Initializing NUTS using jitter+adapt_diag...
Multiprocess sampling (2 chains in 2 jobs)
NUTS: [alpha2, alpha1, sigma]
Sampling 2 chains: 100%|██████████| 201000/201000 [08:29<00:00, 394.59draws/s]
pm.model_to_graphviz(ni2)
Notice we are using the built in NUTS sampler. It takes longer but explores the distributions far better. This is directly related to our priors imposing regions.
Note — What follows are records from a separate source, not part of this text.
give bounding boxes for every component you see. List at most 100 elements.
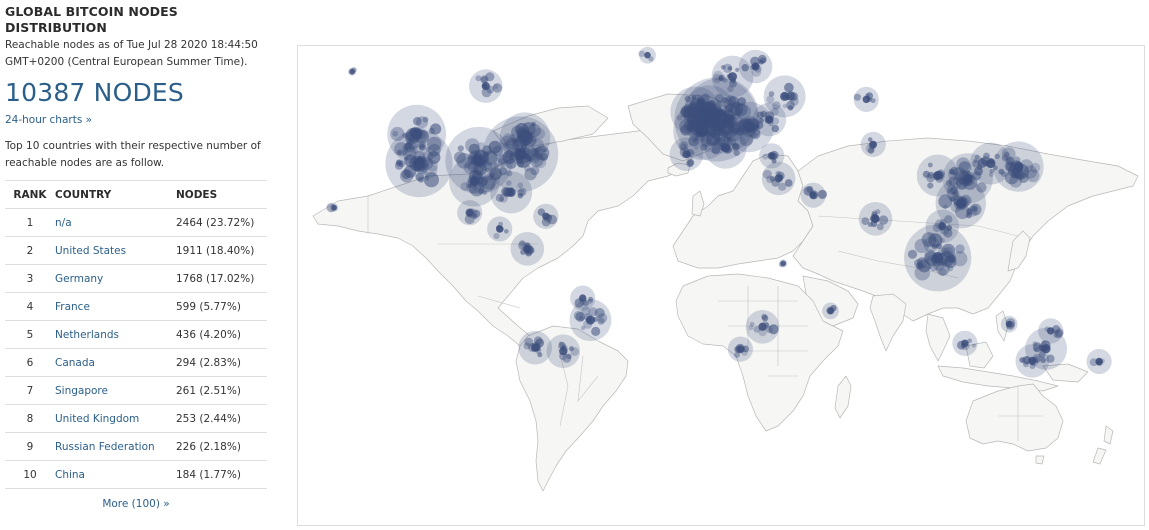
country-link[interactable]: Singapore: [55, 385, 108, 397]
node-marker[interactable]: [726, 136, 732, 141]
node-cluster-core[interactable]: [765, 115, 774, 124]
node-cluster-core[interactable]: [862, 95, 870, 104]
node-marker[interactable]: [579, 315, 585, 321]
node-marker[interactable]: [727, 85, 734, 93]
country-link[interactable]: United States: [55, 245, 126, 257]
node-marker[interactable]: [771, 124, 779, 133]
node-marker[interactable]: [853, 93, 862, 101]
node-cluster-core[interactable]: [411, 128, 422, 140]
node-cluster-core[interactable]: [809, 191, 817, 199]
node-cluster-core[interactable]: [496, 225, 504, 233]
node-cluster-core[interactable]: [743, 122, 754, 132]
node-cluster-core[interactable]: [466, 209, 474, 217]
node-marker[interactable]: [994, 153, 1000, 159]
node-marker[interactable]: [938, 268, 947, 277]
node-marker[interactable]: [766, 95, 775, 104]
node-cluster-core[interactable]: [1047, 327, 1055, 335]
node-marker[interactable]: [784, 82, 794, 93]
node-marker[interactable]: [942, 259, 948, 265]
node-marker[interactable]: [395, 159, 404, 167]
node-cluster-core[interactable]: [1005, 320, 1013, 328]
node-marker[interactable]: [517, 182, 524, 189]
node-marker[interactable]: [487, 175, 493, 181]
node-cluster-core[interactable]: [774, 174, 783, 183]
node-cluster-core[interactable]: [559, 347, 568, 356]
node-marker[interactable]: [790, 97, 799, 106]
node-marker[interactable]: [638, 50, 645, 57]
node-marker[interactable]: [861, 217, 870, 226]
node-marker[interactable]: [477, 142, 485, 150]
node-cluster-core[interactable]: [736, 345, 745, 353]
node-marker[interactable]: [416, 116, 428, 129]
node-marker[interactable]: [761, 313, 768, 320]
node-marker[interactable]: [428, 127, 435, 135]
node-marker[interactable]: [927, 162, 933, 168]
node-marker[interactable]: [732, 143, 740, 151]
country-link[interactable]: n/a: [55, 217, 72, 229]
node-cluster-core[interactable]: [955, 198, 966, 209]
node-marker[interactable]: [947, 265, 954, 272]
node-marker[interactable]: [762, 153, 769, 160]
node-cluster-core[interactable]: [827, 307, 834, 315]
node-marker[interactable]: [403, 142, 414, 153]
node-marker[interactable]: [415, 172, 425, 182]
node-marker[interactable]: [878, 215, 889, 225]
node-cluster-core[interactable]: [349, 68, 355, 75]
node-marker[interactable]: [998, 168, 1005, 175]
node-marker[interactable]: [917, 259, 931, 273]
node-marker[interactable]: [499, 135, 516, 152]
node-marker[interactable]: [680, 143, 687, 151]
node-cluster-core[interactable]: [932, 252, 944, 264]
country-link[interactable]: Germany: [55, 273, 103, 285]
node-marker[interactable]: [946, 184, 958, 195]
node-cluster-core[interactable]: [523, 244, 532, 253]
node-marker[interactable]: [537, 352, 543, 358]
node-marker[interactable]: [691, 95, 696, 100]
node-marker[interactable]: [457, 145, 464, 152]
node-cluster-core[interactable]: [768, 152, 776, 160]
node-cluster-core[interactable]: [690, 106, 701, 117]
node-cluster-core[interactable]: [780, 91, 790, 101]
country-link[interactable]: Russian Federation: [55, 441, 155, 453]
node-marker[interactable]: [711, 145, 721, 155]
node-marker[interactable]: [748, 325, 754, 331]
node-marker[interactable]: [480, 74, 489, 83]
node-marker[interactable]: [948, 168, 955, 175]
charts-link[interactable]: 24-hour charts »: [5, 114, 92, 126]
node-marker[interactable]: [504, 229, 509, 234]
node-marker[interactable]: [402, 132, 408, 139]
node-marker[interactable]: [720, 64, 726, 70]
node-marker[interactable]: [519, 240, 526, 246]
node-marker[interactable]: [517, 144, 531, 158]
node-marker[interactable]: [1055, 328, 1064, 337]
node-marker[interactable]: [942, 204, 948, 210]
node-cluster-core[interactable]: [520, 132, 530, 143]
country-link[interactable]: China: [55, 469, 85, 481]
node-cluster-core[interactable]: [728, 72, 737, 82]
node-cluster-core[interactable]: [481, 82, 490, 91]
node-marker[interactable]: [1023, 165, 1037, 179]
node-marker[interactable]: [460, 182, 470, 192]
country-link[interactable]: Netherlands: [55, 329, 119, 341]
node-marker[interactable]: [976, 164, 983, 170]
node-cluster-core[interactable]: [531, 343, 540, 352]
node-marker[interactable]: [427, 136, 442, 152]
node-marker[interactable]: [474, 165, 484, 176]
node-cluster-core[interactable]: [469, 176, 480, 187]
node-marker[interactable]: [493, 84, 499, 90]
node-cluster-core[interactable]: [751, 62, 760, 71]
node-cluster-core[interactable]: [506, 187, 516, 197]
node-marker[interactable]: [676, 114, 683, 121]
node-cluster-core[interactable]: [758, 322, 767, 331]
more-countries-link[interactable]: More (100) »: [102, 498, 169, 510]
node-marker[interactable]: [768, 91, 775, 97]
node-marker[interactable]: [762, 169, 772, 179]
node-marker[interactable]: [922, 170, 931, 178]
node-marker[interactable]: [817, 189, 828, 199]
node-marker[interactable]: [755, 121, 764, 129]
node-marker[interactable]: [756, 111, 764, 119]
node-cluster-core[interactable]: [542, 212, 550, 220]
node-cluster-core[interactable]: [961, 339, 969, 347]
node-cluster-core[interactable]: [579, 294, 587, 302]
world-node-map[interactable]: [297, 45, 1145, 526]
I could not even run the previous sampler in any reasonable time in NUTS.
pm.traceplot(traceni2);
//anaconda/envs/py3l/lib/python3.6/site-packages/matplotlib/axes/_base.py:3449: MatplotlibDeprecationWarning:
The `ymin` argument was deprecated in Matplotlib 3.0 and will be removed in 3.2. Use `bottom` instead.
alternative='`bottom`', obj_type='argument')
Our extremely strong priors have helped us do a much better job.
pm.summary(traceni2)
mean | sd | mc_error | hpd_2.5 | hpd_97.5 | n_eff | Rhat | |
---|---|---|---|---|---|---|---|
alpha1 | 5.066310 | 0.708625 | 0.002569 | 3.678977 | 6.456753 | 77586.667382 | 1.000020 |
alpha2 | -4.931296 | 0.708567 | 0.002562 | -6.333776 | -3.554861 | 77570.663271 | 1.000019 |
sigma | 0.930199 | 0.066613 | 0.000198 | 0.805719 | 1.064302 | 96892.104502 | 0.999996 |
mu | 0.135013 | 0.093098 | 0.000204 | -0.045187 | 0.319260 | 195950.078927 | 0.999996 |
Our effective sample size is still poor and our traces still look dodgy, but things are better.
pm.effective_n(traceni2)
{'alpha1': 77586.667381948821,
'alpha2': 77570.663270675213,
'mu': 195950.07892697665,
'sigma': 96892.104501958092}
pm.gelman_rubin(traceni2)
{'alpha1': 1.0000203740430271,
'alpha2': 1.000018798766553,
'mu': 0.99999646960401545,
'sigma': 0.99999594999714658}
..and this shows in our Gelman-Rubin statistics as well…
pm.trace_to_dataframe(traceni2).corr()
alpha1 | alpha2 | sigma | mu | |
---|---|---|---|---|
alpha1 | 1.000000 | -0.991369 | -0.003822 | 0.066316 |
alpha2 | -0.991369 | 1.000000 | 0.003936 | 0.065067 |
sigma | -0.003822 | 0.003936 | 1.000000 | 0.000868 |
mu | 0.066316 | 0.065067 | 0.000868 | 1.000000 |
..but our unidentifiability is still high when we look at the correlation. This reflects the fundamental un-identifiability and sharing of information in our model since $\mu = \alpha_1 +\alpha_2$: all the priors do is artificially peg one of the parameters. And once one is pegged the other is too because of the symmetry.